Qu’apporte-t-elle de plus ? De différent ? Son projet est un
projet d’émancipation, ses espaces ont pour ambition de participer à la
construction citoyenne en laissant une grande place aux initiatives des
jeunes. Il convient de les aider à développer leur esprit critique face aux
outils numériques pour en promouvoir les usages raisonnés, créatifs et
citoyens ; pour les rendre acteurs plus que consommateurs. Aux
industries de programmes dominées par des logiques permanentes de
séduction et de consommation, il faut opposer des projets qui ont du
sens, ludiques, pédagogiques. C’est le cas de nombre d’outils d’animation
et de serious game dont nous assurons la promotion.
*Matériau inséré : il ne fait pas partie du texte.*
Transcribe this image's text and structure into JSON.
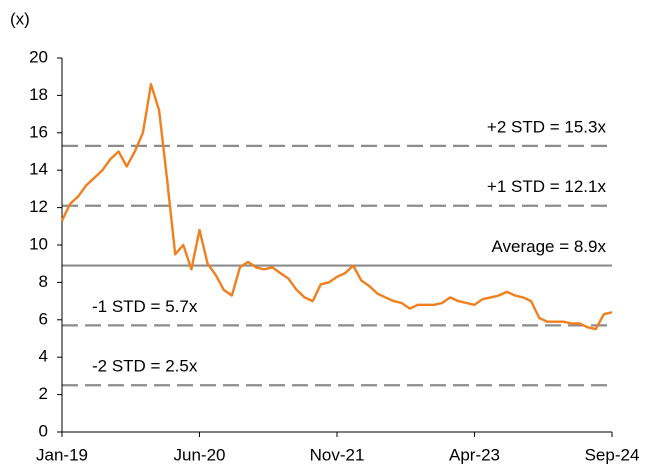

Il convient dans
tous les lieux, avec tous nos publics, d’introduire systématiquement des
parcours d’éducation aux médias et à l’information, à visée citoyenne,
critique, culturelle.

Nous avons la nécessité d’opposer à une vision libérale de la « technologisation
numérique » de l’éducation et de notre société, un projet
politique humaniste qui adosse l’éducation aux médias et à l’information
aux valeurs des droits de l’Homme et de son émancipation. De plus, si
nos organisations se mobilisent pour que l’école, espace formel
d’éducation, inscrive cela dans son projet, nous oeuvrons aussi pour qu’il
y ait une continuité éducative entre les différents espaces de vie des
jeunes. Il ne s’agit pas évidemment de reproduire l’école après l’école
mais d’emprunter des chemins qui nous ressemblent, d’inventer d’autres
voies croisant pédagogies actives, réalisation de projets collectifs,
initiatives, partage d’idées. Il y a là un défi majeur, pour l’éducation non
formelle car nous ne pouvons nous contenter de faire vivre ces
dimensions à la marge. L’heure est à l’essaimage et la systématisation de
ces orientations. Un enjeu à la hauteur de la présence massive du
numérique dans la vie des jeunes aujourd’hui.